Reassembling the pieces
Now what I wanted to do was take that binary data from my Canvas and render it as a PNG file on the screen. The first step is to use a Canvas object to render out a PNG. But before that we have to get the data into a Canvas. In theory, you should be able to just do what happened above in reverse. But it’s not quite that simple. Once you get back the binary data from somewhere (WebSocket say), you’ve got an ArrayBuffer that you have to deal with. There is a putImageData() that takes an ImageData object, and we can create an ImageData object a few different ways, but you can’t set the data property of it. It’s read only. So we can’t take our data from the ArrayBuffer and just put it into our Canvas. We have to manually loop through the data property and line-by-line change the data.

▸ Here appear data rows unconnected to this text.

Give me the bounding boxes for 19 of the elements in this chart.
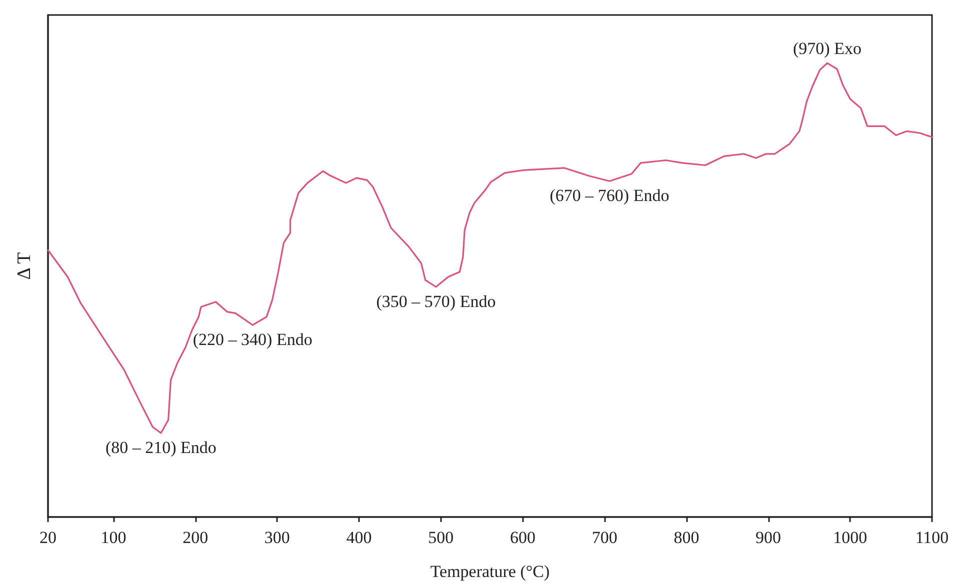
annotation: (350 – 570) Endo	[376, 292, 496, 311]
x-tick-label: 200	[182, 528, 208, 547]
x-tick-label: 1000	[833, 528, 868, 547]
y-axis-title: Δ T	[14, 252, 35, 280]
x-tick-label: 800	[674, 528, 700, 547]
x-tick-label: 600	[510, 528, 536, 547]
x-tick-label: 20	[40, 528, 56, 547]
x-tick-label: 1100	[915, 528, 949, 547]
x-tick-label: 500	[428, 528, 454, 547]
x-tick-label: 900	[756, 528, 782, 547]
x-tick-label: 400	[346, 528, 372, 547]
annotation: (80 – 210) Endo	[105, 438, 216, 458]
annotation: (220 – 340) Endo	[192, 330, 312, 350]
x-tick-label: 300	[264, 528, 290, 547]
x-tick-label: 700	[592, 528, 618, 547]
annotation: (970) Exo	[792, 39, 862, 58]
x-axis-title: Temperature (°C)	[430, 562, 550, 581]
x-tick-label: 100	[100, 528, 126, 547]
annotation: (670 – 760) Endo	[550, 186, 670, 206]
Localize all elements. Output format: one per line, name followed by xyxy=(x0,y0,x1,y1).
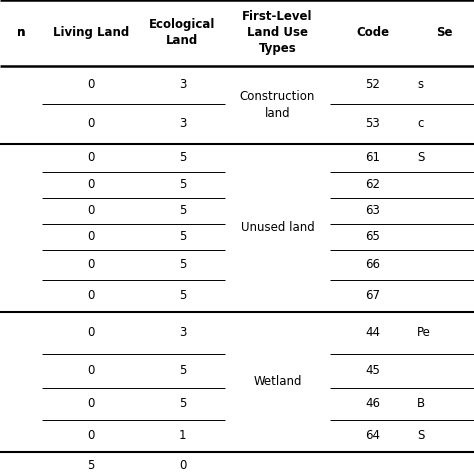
Text: Pe: Pe xyxy=(417,326,431,339)
Text: n: n xyxy=(17,27,25,39)
Text: Wetland: Wetland xyxy=(253,375,302,388)
Text: c: c xyxy=(417,118,423,130)
Text: 65: 65 xyxy=(365,230,380,243)
Text: Construction
land: Construction land xyxy=(240,90,315,120)
Text: 46: 46 xyxy=(365,397,380,410)
Text: 3: 3 xyxy=(179,118,186,130)
Text: 0: 0 xyxy=(87,289,95,302)
Text: B: B xyxy=(417,397,425,410)
Text: 66: 66 xyxy=(365,258,380,271)
Text: 0: 0 xyxy=(87,78,95,91)
Text: 67: 67 xyxy=(365,289,380,302)
Text: n: n xyxy=(17,27,25,39)
Text: Ecological
Land: Ecological Land xyxy=(149,18,216,47)
Text: 5: 5 xyxy=(179,178,186,191)
Text: 0: 0 xyxy=(87,258,95,271)
Text: 5: 5 xyxy=(179,289,186,302)
Text: 63: 63 xyxy=(365,204,380,218)
Text: First-Level
Land Use
Types: First-Level Land Use Types xyxy=(242,10,313,55)
Text: 45: 45 xyxy=(365,364,380,377)
Text: 0: 0 xyxy=(87,397,95,410)
Text: Unused land: Unused land xyxy=(241,221,314,234)
Text: 5: 5 xyxy=(179,230,186,243)
Text: 52: 52 xyxy=(365,78,380,91)
Text: 61: 61 xyxy=(365,151,380,164)
Text: 0: 0 xyxy=(179,459,186,472)
Text: Living Land: Living Land xyxy=(53,27,129,39)
Text: S: S xyxy=(417,429,424,442)
Text: 5: 5 xyxy=(179,204,186,218)
Text: 53: 53 xyxy=(365,118,380,130)
Text: 0: 0 xyxy=(87,118,95,130)
Text: 0: 0 xyxy=(87,364,95,377)
Text: 5: 5 xyxy=(179,258,186,271)
Text: 5: 5 xyxy=(179,397,186,410)
Text: 0: 0 xyxy=(87,178,95,191)
Text: 3: 3 xyxy=(179,326,186,339)
Text: 5: 5 xyxy=(179,151,186,164)
Text: 0: 0 xyxy=(87,326,95,339)
Text: 64: 64 xyxy=(365,429,380,442)
Text: 1: 1 xyxy=(179,429,186,442)
Text: S: S xyxy=(417,151,424,164)
Text: s: s xyxy=(417,78,423,91)
Text: 0: 0 xyxy=(87,429,95,442)
Text: 3: 3 xyxy=(179,78,186,91)
Text: 62: 62 xyxy=(365,178,380,191)
Text: 0: 0 xyxy=(87,230,95,243)
Text: 0: 0 xyxy=(87,204,95,218)
Text: 5: 5 xyxy=(179,364,186,377)
Text: 5: 5 xyxy=(87,459,95,472)
Text: 44: 44 xyxy=(365,326,380,339)
Text: 0: 0 xyxy=(87,151,95,164)
Text: Se: Se xyxy=(436,27,453,39)
Text: Code: Code xyxy=(356,27,389,39)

var bytearray = new Uint8Array(event.data); var tempcanvas = document.createElement('canvas'); tempcanvas.height = imageheight; tempcanvas.width = imagewidth; var tempcontext = tempcanvas.getContext('2d'); var imgdata = tempcontext.getImageData(0,0,imagewidth,imageheight); var imgdatalen = imgdata.data.length; for(var i=8;i<imgdatalen;i++) { imgdata.data[i] = bytearray[i]; } tempcontext.putImageData(imgdata,0,0); |
If the above isn’t clear, basically I’m just creating a new Uint8Array with the data from the server, then creating the temporary Canvas so I can get image data from it, and when I have that, I’m looping through the data property and inserting my own data from the Uint8Array.
Rendering it as a PNG
So now we have a Canvas (not being displayed) that has all of the data from our server, so it’s an exact graphical copy of the info we received. Turning that into a PNG is actually pretty easy because HTML is awesome. Canvas has a toDataURL() method that will take whatever is in the Canvas and create a string that can be put into the src property of an image. Then putting that image somewhere on the DOM will display the data as an image.
var img = document.createElement('img'); img.height = imageheight; img.width = imagewidth; img.src = tempcanvas.toDataURL(); |
Fin
Now that I’ve gotten my head around binary data a lot more, I’m kind of excited about JavaScript typed arrays. Looking through the list it looks like the typed arrays will help a lot with byte manipulation because of the different types. It also looks like they’re pretty fast (at least the fastest option at the time of that post).